By Jeff Mason, Daniel Wiessner and Nate Raymond
WASHINGTON (Reuters) -U.S. President Donald Trump’s team is moving quickly to challenge injunctions that thwarted implementation of his policies on social issues and firing federal workers after the Supreme Court limited lower courts’ powers to block them.
Friday’s ruling was widely viewed as a victory for the president because it shifted power from the judicial to the executive branch. But Trump opponents said they still have legal options to impede his agenda.
One White House official told Reuters the administration was moving immediately to go back to the lower level courts to seek changes, citing layoffs at federal agencies driven by the Department of Government Efficiency (DOGE) as one example of a top priority that an injunction had blocked.
DOGE and government efficiency were “extremely important” to the president, the official added.
Since coming into office in January, Republican Trump has sought to remake American society by enacting reductions in the federal workforce, harsher immigration rules and funding cuts to programs he does not like in both the public and private sectors. Lower courts have stymied those efforts in a number of areas by issuing nationwide injunctions to block them.
The Supreme Court’s ruling will largely put a stop to that practice, pleasing Trump.
During a press conference at the White House on Friday, the president listed overhauling birthright citizenship, ending funding for sanctuary cities, suspending resettlement of refugees and stopping taxpayer-funded surgeries related to gender transitions as his top goals after the Supreme Court’s move.
“Thanks to this decision, we can now promptly file to proceed with numerous policies that have been wrongly enjoined on a nationwide basis,” he said.
Strategists said they expected Trump to press forward with a right-leaning social agenda, including eliminating diversity, equity and inclusion programs and curbing care for transgender youth.
“I expect the White House to take advantage of this by being even more aggressive on the culture issues where they believe the public is strongly behind them: immigration, gender identity and DEI,” said Carlos Curbelo, a Republican former U.S. congressman from Florida.
OPTIONS STILL ON THE TABLE
The Supreme Court on Friday granted the Trump administration’s request to narrow the scope of three so-called “universal” injunctions issued by federal judges.
But Democratic state attorneys general and groups challenging Trump’s efforts to slash spending, ramp up deportations and restrict treatment for transgender youth said that while the decision was a disappointment, it did not bar them from obtaining any nationwide ruling.
The ruling still allowed for nationwide injunctions in certain situations, including some class action cases brought on behalf of a group of people. It also allowed lower courts to strike down actions nationwide when they violate administrative law, which governs work by federal agencies.
Washington state Attorney General Nick Brown predicted the decision would have minimal impact on the various rulings Democratic-led states have already won in cases challenging Trump’s agenda, saying “it’s only been a small handful where we’ve asked and received nationwide injunctions.”

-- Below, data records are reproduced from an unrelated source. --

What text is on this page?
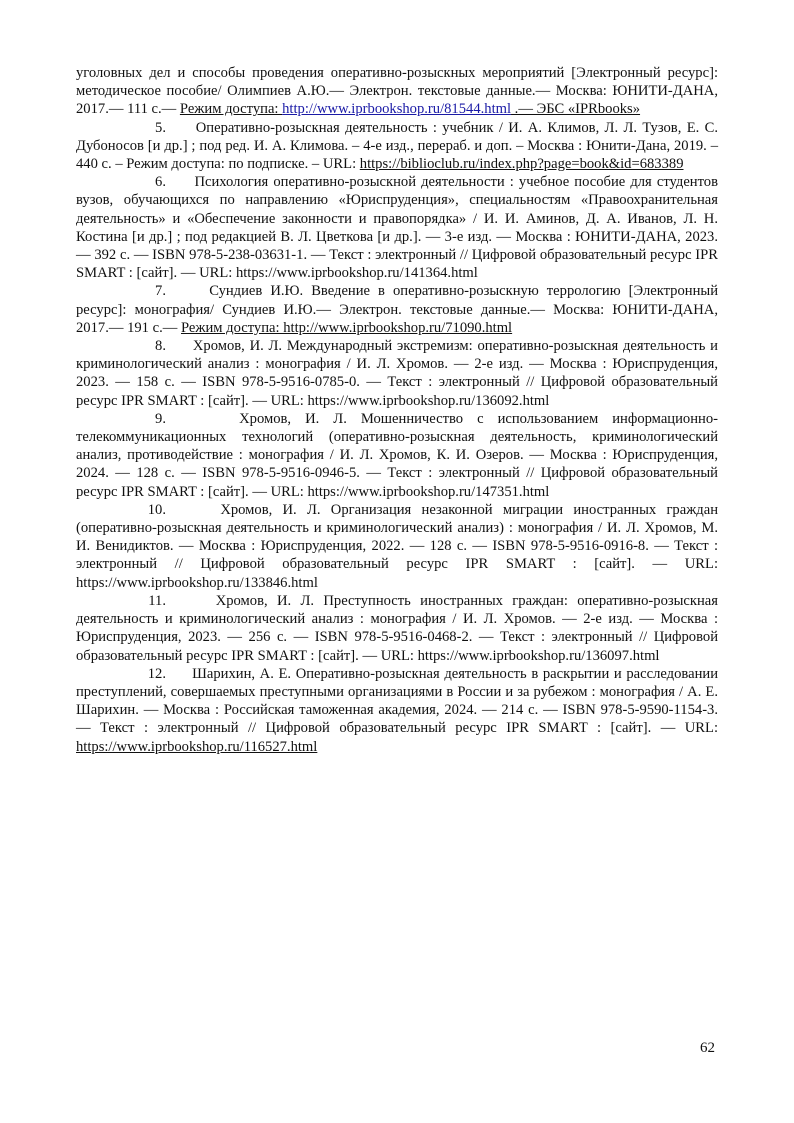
уголовных дел и способы проведения оперативно-розыскных мероприятий [Электронный ресурс]: методическое пособие/ Олимпиев А.Ю.— Электрон. текстовые данные.— Москва: ЮНИТИ-ДАНА, 2017.— 111 c.— Режим доступа: http://www.iprbookshop.ru/81544.html .— ЭБС «IPRbooks»

5. Оперативно-розыскная деятельность : учебник / И. А. Климов, Л. Л. Тузов, Е. С. Дубоносов [и др.] ; под ред. И. А. Климова. – 4-е изд., перераб. и доп. – Москва : Юнити-Дана, 2019. – 440 с. – Режим доступа: по подписке. – URL: https://biblioclub.ru/index.php?page=book&id=683389

6. Психология оперативно-розыскной деятельности : учебное пособие для студентов вузов, обучающихся по направлению «Юриспруденция», специальностям «Правоохранительная деятельность» и «Обеспечение законности и правопорядка» / И. И. Аминов, Д. А. Иванов, Л. Н. Костина [и др.] ; под редакцией В. Л. Цветкова [и др.]. — 3-е изд. — Москва : ЮНИТИ-ДАНА, 2023. — 392 c. — ISBN 978-5-238-03631-1. — Текст : электронный // Цифровой образовательный ресурс IPR SMART : [сайт]. — URL: https://www.iprbookshop.ru/141364.html

7.	Сундиев И.Ю. Введение в оперативно-розыскную террологию [Электронный ресурс]: монография/ Сундиев И.Ю.— Электрон. текстовые данные.— Москва: ЮНИТИ-ДАНА, 2017.— 191 c.— Режим доступа: http://www.iprbookshop.ru/71090.html

8. Хромов, И. Л. Международный экстремизм: оперативно-розыскная деятельность и криминологический анализ : монография / И. Л. Хромов. — 2-е изд. — Москва : Юриспруденция, 2023. — 158 c. — ISBN 978-5-9516-0785-0. — Текст : электронный // Цифровой образовательный ресурс IPR SMART : [сайт]. — URL: https://www.iprbookshop.ru/136092.html

9.	Хромов, И. Л. Мошенничество с использованием информационно-телекоммуникационных технологий (оперативно-розыскная деятельность, криминологический анализ, противодействие : монография / И. Л. Хромов, К. И. Озеров. — Москва : Юриспруденция, 2024. — 128 c. — ISBN 978-5-9516-0946-5. — Текст : электронный // Цифровой образовательный ресурс IPR SMART : [сайт]. — URL: https://www.iprbookshop.ru/147351.html

10.	Хромов, И. Л. Организация незаконной миграции иностранных граждан (оперативно-розыскная деятельность и криминологический анализ) : монография / И. Л. Хромов, М. И. Венидиктов. — Москва : Юриспруденция, 2022. — 128 c. — ISBN 978-5-9516-0916-8. — Текст : электронный // Цифровой образовательный ресурс IPR SMART : [сайт]. — URL: https://www.iprbookshop.ru/133846.html

11.	Хромов, И. Л. Преступность иностранных граждан: оперативно-розыскная деятельность и криминологический анализ : монография / И. Л. Хромов. — 2-е изд. — Москва : Юриспруденция, 2023. — 256 c. — ISBN 978-5-9516-0468-2. — Текст : электронный // Цифровой образовательный ресурс IPR SMART : [сайт]. — URL: https://www.iprbookshop.ru/136097.html

12. Шарихин, А. Е. Оперативно-розыскная деятельность в раскрытии и расследовании преступлений, совершаемых преступными организациями в России и за рубежом : монография / А. Е. Шарихин. — Москва : Российская таможенная академия, 2024. — 214 c. — ISBN 978-5-9590-1154-3. — Текст : электронный // Цифровой образовательный ресурс IPR SMART : [сайт]. — URL: https://www.iprbookshop.ru/116527.html

62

Just hours after the Supreme Court ruled, lawyers in two different lawsuits challenging Trump’s birthright citizenship order seized on that opening by seeking to have their cases treated as class actions covering children who would be denied citizenship if Trump’s order took effect.
Initial reactions to the Supreme Court decision reflected a widespread misunderstanding of its scope, said Norman Eisen, a lawyer involved in challenges to several Trump policies, including the elimination of birthright citizenship.
“The court leaves a place for nationwide orders using other vehicles,” Eisen said.
Others said the decision will deter “forum shopping,” in which plaintiffs file lawsuits in courts where they believe a quick win is more likely, and allow more policies to be implemented even as they are challenged in court.
“Usually in these highly politicized lawsuits, someone wants relief instantly. That’s no longer available,” said Judd Stone, who as the solicitor general of Texas from 2021 to 2023 represented the Republican-led state in challenges to Biden administration policies. “It’s a major, major paring back of universal relief.”